Australia’s Bond University has become the first non-Canadian law school to take out the prestigious Wilson Moot in Toronto.
Bond Law students Andrew Wallace, Natalie Lesco and Preksha Lukkhoo of Canada, and Amy Langley of Australia defeated Canada’s top law schools to win the moot, and also win the award for best facta.
Bond has established a strong track-record of individual and team successes since joining the event six years ago, but this is the first time that the Gold Coast-based, private, independent university has won the Wilson Moot.
Assistant Professor Lisa Bonin, Team Coach and Director of Bond’s Canadian Law Program said the students gained significant skills and experience by participating in the event.
“The Wilson Moot gives our Canadian students an opportunity to engage in Canadian advocacy and gain invaluable Canadian law experience. It also gives our Australian students the opportunity to engage with Canadian Constitutional Law at an elite level,” she said.
“None of our student team members had studied Canadian Constitutional Law before embarking on the moot, so they not only have to identify and address the complex, novel issues presented by the moot problem, they also have to learn Canadian Constitutional Law.”
The Wilson Moot was conceived in honour of the Honourable Justice Wilson who was an advocate for access to justice for those lacking power. Each year, the moot problem tackles difficult social-legal human rights issues under the Charter of Rights and Freedoms.
This year’s problem centred on access to fertility treatments and the equality and fundamental justice issues raised by a government program that provided both funded access to fertility treatments and also placed age-based restrictions on access to funded IVF.
“When it comes to mooting, you’re only as good as your preparation and training - and this team was dedicated and trained hard,” Assistant Professor Bonin said.
“Just like in the real practice of law, you can never predict where a judge is going to take you, so when the students are standing up there making their submissions, it’s all on them to apply their knowledge - sometimes in new and novel ways.”
Bond Law student Natalie Lesco, from London, Ontario said the most important thing she gained from participating in the moot was an improved level of confidence.
“I also learnt that the best ideas are a result of tireless hours of brainstorming and are only ever solid after every angle has been considered,” she said.

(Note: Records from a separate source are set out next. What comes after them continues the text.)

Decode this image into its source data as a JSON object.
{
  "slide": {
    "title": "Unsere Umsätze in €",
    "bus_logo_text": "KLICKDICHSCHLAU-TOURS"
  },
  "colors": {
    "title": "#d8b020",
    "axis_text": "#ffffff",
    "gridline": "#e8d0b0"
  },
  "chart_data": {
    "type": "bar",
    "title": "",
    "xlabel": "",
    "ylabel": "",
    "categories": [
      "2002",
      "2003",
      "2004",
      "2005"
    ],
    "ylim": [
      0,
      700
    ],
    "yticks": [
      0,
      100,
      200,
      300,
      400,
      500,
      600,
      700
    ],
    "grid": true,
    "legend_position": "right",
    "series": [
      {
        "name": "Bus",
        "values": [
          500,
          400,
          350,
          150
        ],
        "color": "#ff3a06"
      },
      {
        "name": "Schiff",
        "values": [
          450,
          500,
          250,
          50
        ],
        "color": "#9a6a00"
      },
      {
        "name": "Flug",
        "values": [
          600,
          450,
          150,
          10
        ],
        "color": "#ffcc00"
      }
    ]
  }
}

“Having the opportunity to gain practical experience in both Australia and Canada is invaluable as a law student.
“Mooting teaches students how to meticulously pick apart a case and apply the law in a way that extends far beyond the ordinary curriculum.”
Fellow mooting team member, Preksha Lukkhoo of Edmonton, Alberta, said the experience pushed her beyond what she thought she was capable of, mentally and physically.
“In addition to honing my research, writing and advocacy skills, I learned to operate outside my comfort zone and interact with industry professionals,” she said.
“I learned that the more I practiced and prepared, the more confidently I could advocate.
“Moots enable you to practice your skills in a competitive environment, but still allow you to learn and grow before starting your career as a law professional.”
Assistant Professor Bonin said the team could not have succeeded without the generous support provided to them by Bond’s Faculty of Law, its alumni network and the Canadian legal fraternity.
"A number of Bond Law academics and alumni provided mentoring, support, and feedback during our preparations on campus and through to the competition in Toronto, which speaks to the strength and depth of our advocacy skills training and Bond’s culture of mooting," she said.
"We were also incredibly fortunate to have lawyers from a number of Toronto law firms support our team by generously providing their time to judge practice moots for us."